Tangan Reval mengepal, rahangnya mengeras, dia marah. Marah kepada papanya, pada dirinya, dan pada kenyataan yang begitu menyesakkan.

Revan membawa mamanya untuk bersandar di dadanya, dia mengelus punggung mamanya yang mulai terisak. Dia tak peduli kaosnya basah, asal mamanya bisa meluapkan segala sakit hatinya. Dia bahkan rela mengotori tangannya untuk melukai ayah kandungnya itu jika mamanya mengizinkan, sayangnya itu tidak akan. Mamanya ini jatuh terlalu dalam hanya untuk pria tua brengsek itu.

Lama kelamaan, isakan mamanya mereda. Revan bergeser dan menidurkan mamanya di ranjang miliknya. Saking terlalu lelahnya, mama yang memang memiliki anemia, gampang sekali tumbang.

Setelah menyelimuti tubuh mamanya, Revan mengambil kunci motor di atas nakas dan memutuskan mencari angin di luar. Terlalu banyak kenangan indah yang tidak ingin Revan ingat di rumah ini. Kenangan indah yang penuh kepalsuan, untuk apa diingat?

Dia pun mengendarai motornya dengan kecepatan penuh, hingga netranya menangkap kehadiran Aleena dan Alex yang sedang berboncengan motor. Sejenak, netranya bersitatap dengan mata bulat Aleena sebelum sedetik kemudian dia mengalihkan pandangannya dan semakin menambah kecepatan motornya, berlalu dari pemandangan yang justru semakin menambah buruk mood-nya.

***

Hari masih pagi, tetapi Sabtu merupakan hari libur bagi sekolahnya. Biasanya, Revan akan menghabiskan waktunya untuk bermain game seharian di rumah seperti tadi. Namun, detik ini, untuk pertama kalinya, Revan menjejakkan kakinya di GOR sekolah pada hari libur! Sungguh keajaiban bukan?

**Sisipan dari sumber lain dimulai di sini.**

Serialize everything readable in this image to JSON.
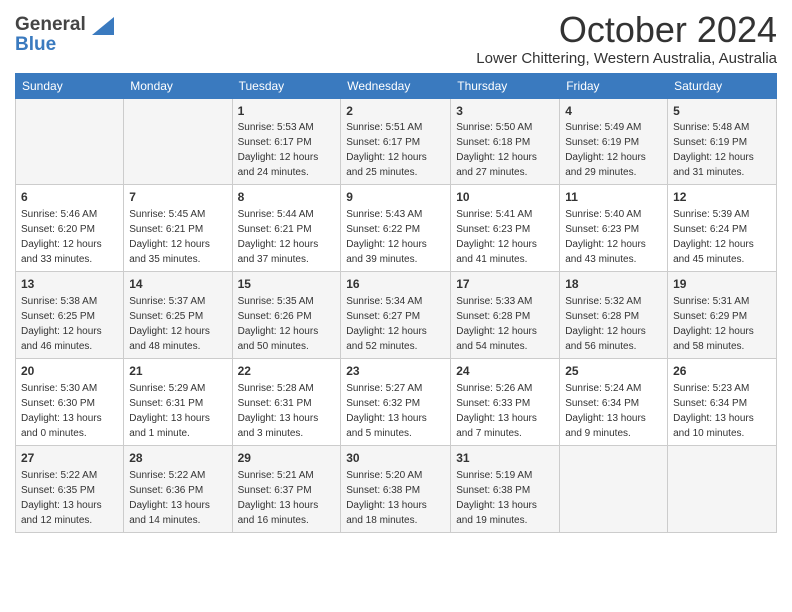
{
  "logo": {
    "general": "General",
    "blue": "Blue"
  },
  "title": "October 2024",
  "location": "Lower Chittering, Western Australia, Australia",
  "days_of_week": [
    "Sunday",
    "Monday",
    "Tuesday",
    "Wednesday",
    "Thursday",
    "Friday",
    "Saturday"
  ],
  "weeks": [
    [
      {
        "day": null,
        "info": null
      },
      {
        "day": null,
        "info": null
      },
      {
        "day": "1",
        "sunrise": "5:53 AM",
        "sunset": "6:17 PM",
        "daylight": "12 hours and 24 minutes."
      },
      {
        "day": "2",
        "sunrise": "5:51 AM",
        "sunset": "6:17 PM",
        "daylight": "12 hours and 25 minutes."
      },
      {
        "day": "3",
        "sunrise": "5:50 AM",
        "sunset": "6:18 PM",
        "daylight": "12 hours and 27 minutes."
      },
      {
        "day": "4",
        "sunrise": "5:49 AM",
        "sunset": "6:19 PM",
        "daylight": "12 hours and 29 minutes."
      },
      {
        "day": "5",
        "sunrise": "5:48 AM",
        "sunset": "6:19 PM",
        "daylight": "12 hours and 31 minutes."
      }
    ],
    [
      {
        "day": "6",
        "sunrise": "5:46 AM",
        "sunset": "6:20 PM",
        "daylight": "12 hours and 33 minutes."
      },
      {
        "day": "7",
        "sunrise": "5:45 AM",
        "sunset": "6:21 PM",
        "daylight": "12 hours and 35 minutes."
      },
      {
        "day": "8",
        "sunrise": "5:44 AM",
        "sunset": "6:21 PM",
        "daylight": "12 hours and 37 minutes."
      },
      {
        "day": "9",
        "sunrise": "5:43 AM",
        "sunset": "6:22 PM",
        "daylight": "12 hours and 39 minutes."
      },
      {
        "day": "10",
        "sunrise": "5:41 AM",
        "sunset": "6:23 PM",
        "daylight": "12 hours and 41 minutes."
      },
      {
        "day": "11",
        "sunrise": "5:40 AM",
        "sunset": "6:23 PM",
        "daylight": "12 hours and 43 minutes."
      },
      {
        "day": "12",
        "sunrise": "5:39 AM",
        "sunset": "6:24 PM",
        "daylight": "12 hours and 45 minutes."
      }
    ],
    [
      {
        "day": "13",
        "sunrise": "5:38 AM",
        "sunset": "6:25 PM",
        "daylight": "12 hours and 46 minutes."
      },
      {
        "day": "14",
        "sunrise": "5:37 AM",
        "sunset": "6:25 PM",
        "daylight": "12 hours and 48 minutes."
      },
      {
        "day": "15",
        "sunrise": "5:35 AM",
        "sunset": "6:26 PM",
        "daylight": "12 hours and 50 minutes."
      },
      {
        "day": "16",
        "sunrise": "5:34 AM",
        "sunset": "6:27 PM",
        "daylight": "12 hours and 52 minutes."
      },
      {
        "day": "17",
        "sunrise": "5:33 AM",
        "sunset": "6:28 PM",
        "daylight": "12 hours and 54 minutes."
      },
      {
        "day": "18",
        "sunrise": "5:32 AM",
        "sunset": "6:28 PM",
        "daylight": "12 hours and 56 minutes."
      },
      {
        "day": "19",
        "sunrise": "5:31 AM",
        "sunset": "6:29 PM",
        "daylight": "12 hours and 58 minutes."
      }
    ],
    [
      {
        "day": "20",
        "sunrise": "5:30 AM",
        "sunset": "6:30 PM",
        "daylight": "13 hours and 0 minutes."
      },
      {
        "day": "21",
        "sunrise": "5:29 AM",
        "sunset": "6:31 PM",
        "daylight": "13 hours and 1 minute."
      },
      {
        "day": "22",
        "sunrise": "5:28 AM",
        "sunset": "6:31 PM",
        "daylight": "13 hours and 3 minutes."
      },
      {
        "day": "23",
        "sunrise": "5:27 AM",
        "sunset": "6:32 PM",
        "daylight": "13 hours and 5 minutes."
      },
      {
        "day": "24",
        "sunrise": "5:26 AM",
        "sunset": "6:33 PM",
        "daylight": "13 hours and 7 minutes."
      },
      {
        "day": "25",
        "sunrise": "5:24 AM",
        "sunset": "6:34 PM",
        "daylight": "13 hours and 9 minutes."
      },
      {
        "day": "26",
        "sunrise": "5:23 AM",
        "sunset": "6:34 PM",
        "daylight": "13 hours and 10 minutes."
      }
    ],
    [
      {
        "day": "27",
        "sunrise": "5:22 AM",
        "sunset": "6:35 PM",
        "daylight": "13 hours and 12 minutes."
      },
      {
        "day": "28",
        "sunrise": "5:22 AM",
        "sunset": "6:36 PM",
        "daylight": "13 hours and 14 minutes."
      },
      {
        "day": "29",
        "sunrise": "5:21 AM",
        "sunset": "6:37 PM",
        "daylight": "13 hours and 16 minutes."
      },
      {
        "day": "30",
        "sunrise": "5:20 AM",
        "sunset": "6:38 PM",
        "daylight": "13 hours and 18 minutes."
      },
      {
        "day": "31",
        "sunrise": "5:19 AM",
        "sunset": "6:38 PM",
        "daylight": "13 hours and 19 minutes."
      },
      {
        "day": null,
        "info": null
      },
      {
        "day": null,
        "info": null
      }
    ]
  ],
  "labels": {
    "sunrise": "Sunrise:",
    "sunset": "Sunset:",
    "daylight": "Daylight:"
  }
}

Dengan sangat percaya diri, Revan menuju lapangan basket yang berada di dalam GOR. Dia mulai bermain basket tanpa menghiraukan segelintir orang yang nampaknya tertarik melihat permainannya. Dalam pikirannya, dia hanya butuh pelampiasan.

Di dalam situ, Revan menjadi pusat perhatian. Pasalnya, hanya dia yang berada di GOR dengan pakaian kaos dan jeans, tidak umum untuk orang yang hendak berolahraga. Sekali lagi, Revan tak peduli meski kaosnya mulai basah oleh keringat dan ototnya sudah berkontraksi hebat, dia tak berniat menghentikan permainan solonya.

"Revan!"

Sebuah suara masuk ke indra pendengarannya. Revan menoleh dan mendapati Tere yang sedang berlari ke arahnya.

"Lo gila ya?!"

Revan mengernyit, masih diam sembari mengatur napasnya.

"Jangan nyiksa diri lo sendiri, lo udah hampir main sendirian sejam di sini."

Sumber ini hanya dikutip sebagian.